Figure 9A shows bean plots comparing the amount of genomic alterations between the OncoOmics BC essential proteins (mean of 133), RBPs related to BC (123), MDPs non-related to BC (115) and non-cancer proteins (85). There was a significant difference (p < 0.001) of genomic alterations between RBPs related and non-related to BC after the Mann-Whitney U test. The top 10 MDPs related to BC and with the highest amount of genomic alterations were YWHAZ, DCAF13, TFB2M, PTDSS1, NUCKS1, C1ORF131, DAP3, PABPC1, ZC3H11A and ARF1 (Supplementary Table 8). Additionally, Fig. 9B shows the most altered RNA-binding proteins per genomic alteration type. EIF3H, KMT2C, DCAF13 and EEF2 carried the highest number of CNAs, mutations, mRNA alterations and protein alterations, respectively.

Figure 9
figure 9

RNA-binding proteins (RBPs). (A) Bean plots comparing the amount (mean) of genomic alterations in 1066 patients between OncoOmics BC essential proteins, RBPs related to breast cancer, RBPs non-related to breast cancer, and non-cancer proteins according to the Pan-Cancer Atlas. (B) Ranking of the RBPs with the highest number of copy number alterations (CNAs), mutations, mRNA alterations, and protein alterations.

Finally, the prediction of breast cancer proteins related to immunotherapy, metastasis and RNA-binding proteins is a key step to find novel therapeutic targets. For which we suggest multi-omics analyses of these predicted proteins using several databases focused on genomics, transcriptomics and proteomics in human tissues. Additionally, a future study will include the implementation of a web tool that will integrate the entire process predicting proteins with our saved model.

Conclusions

The current study proposed better prediction models for breast cancer proteins using, as inputs, six sets of protein sequence descriptors from Rcpi and 13 machine-learning classifiers (with or without feature selection/dimension reduction of features).

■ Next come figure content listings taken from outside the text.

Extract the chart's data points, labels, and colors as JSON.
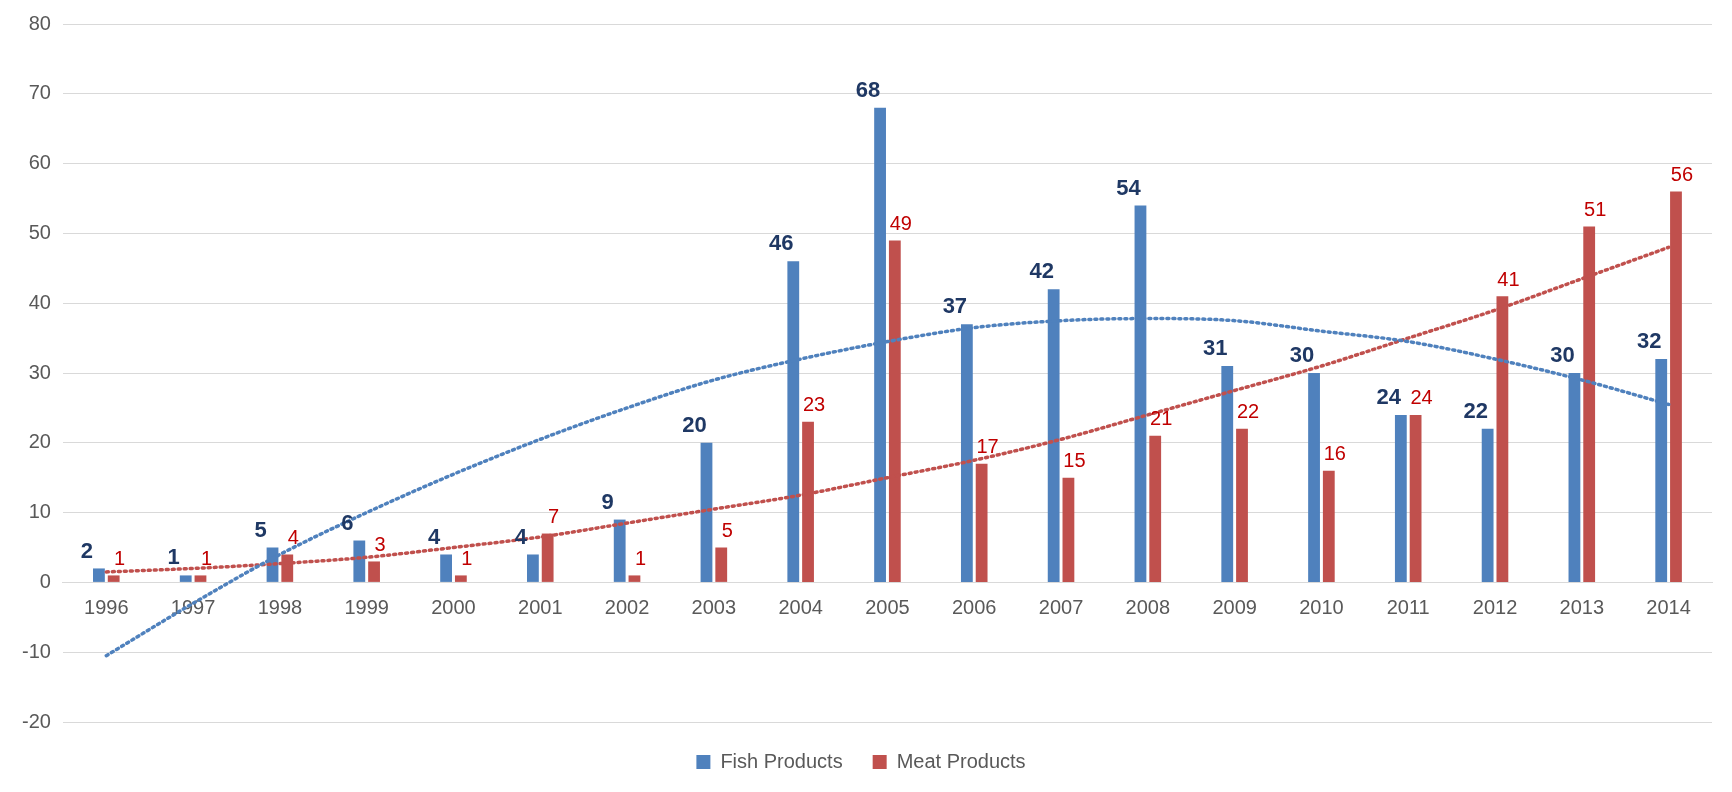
{
  "chart_data": {
    "type": "bar",
    "categories": [
      "1996",
      "1997",
      "1998",
      "1999",
      "2000",
      "2001",
      "2002",
      "2003",
      "2004",
      "2005",
      "2006",
      "2007",
      "2008",
      "2009",
      "2010",
      "2011",
      "2012",
      "2013",
      "2014"
    ],
    "series": [
      {
        "name": "Fish Products",
        "color": "#4f81bd",
        "values": [
          2,
          1,
          5,
          6,
          4,
          4,
          9,
          20,
          46,
          68,
          37,
          42,
          54,
          31,
          30,
          24,
          22,
          30,
          32
        ],
        "value_labels": [
          "2",
          "1",
          "5",
          "6",
          "4",
          "4",
          "9",
          "20",
          "46",
          "68",
          "37",
          "42",
          "54",
          "31",
          "30",
          "24",
          "22",
          "30",
          "32"
        ]
      },
      {
        "name": "Meat Products",
        "color": "#c0504d",
        "values": [
          1,
          1,
          4,
          3,
          1,
          7,
          1,
          5,
          23,
          49,
          17,
          15,
          21,
          22,
          16,
          24,
          41,
          51,
          56
        ],
        "value_labels": [
          "1",
          "1",
          "4",
          "3",
          "1",
          "7",
          "1",
          "5",
          "23",
          "49",
          "17",
          "15",
          "21",
          "22",
          "16",
          "24",
          "41",
          "51",
          "56"
        ]
      },
      {
        "type": "line",
        "color": "#4f81bd",
        "line_style": "dotted",
        "values": [
          -10.5,
          -3,
          4,
          10,
          15.5,
          20.5,
          25,
          29,
          32,
          34.5,
          36.5,
          37.5,
          37.8,
          37.5,
          36,
          34.5,
          32,
          29,
          25.5
        ]
      },
      {
        "type": "line",
        "color": "#c0504d",
        "line_style": "dotted",
        "values": [
          1.5,
          2,
          2.7,
          3.6,
          5,
          6.5,
          8.5,
          10.5,
          12.5,
          15,
          17.5,
          20.5,
          24,
          27.5,
          31,
          35,
          39,
          43.5,
          48
        ]
      }
    ],
    "ylim": [
      -20,
      80
    ],
    "yticks": [
      -20,
      -10,
      0,
      10,
      20,
      30,
      40,
      50,
      60,
      70,
      80
    ],
    "grid": "y",
    "legend": "bottom",
    "marker": "none"
  }
}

We choose, as the best classifier, the MLP classifier. As inputs, a mixture of 300 selected molecular descriptors has been used: DC, TC and APAAC. The model has a mean AUROC of 0.980 ± 0.0037 and a mean accuracy of 0.936 ± 0.0056 (3-fold cross-validation). 4,504 sequences of proteins related to cancer have been screened for breast cancer relation. Best predicted cancer immunotherapy proteins with BC were RPS27, SUPT4H1, CLPSL2, POLR2K and RPL38, and the most altered ones were POLR2K, ASH2L, MED30, NSL1 and RPRD2. Best predicted metastasis diver proteins with BC were S100A9, DDA1, TXN, PRNP and RPS27, and the most altered ones were YWHAZ, PTK2, SETDB1, EBAG9 and MTBP. Best predicted RNA-binding proteins with BC were S100A9, TXN, RPS27L, RPS27 and RPS27A, and the most altered ones were YWHAZ, DCAF13, TFB2M, PTDSS1 and NUCKS1. Finally, the association between the best-predicted BC proteins using powerful machine-learning methods and the amount of pathogenic genomic alterations in cancer immunotherapy proteins, metastasis driver proteins and RNA-binding proteins gives us candidate proteins that should be deeply studied to find novel therapeutic targets.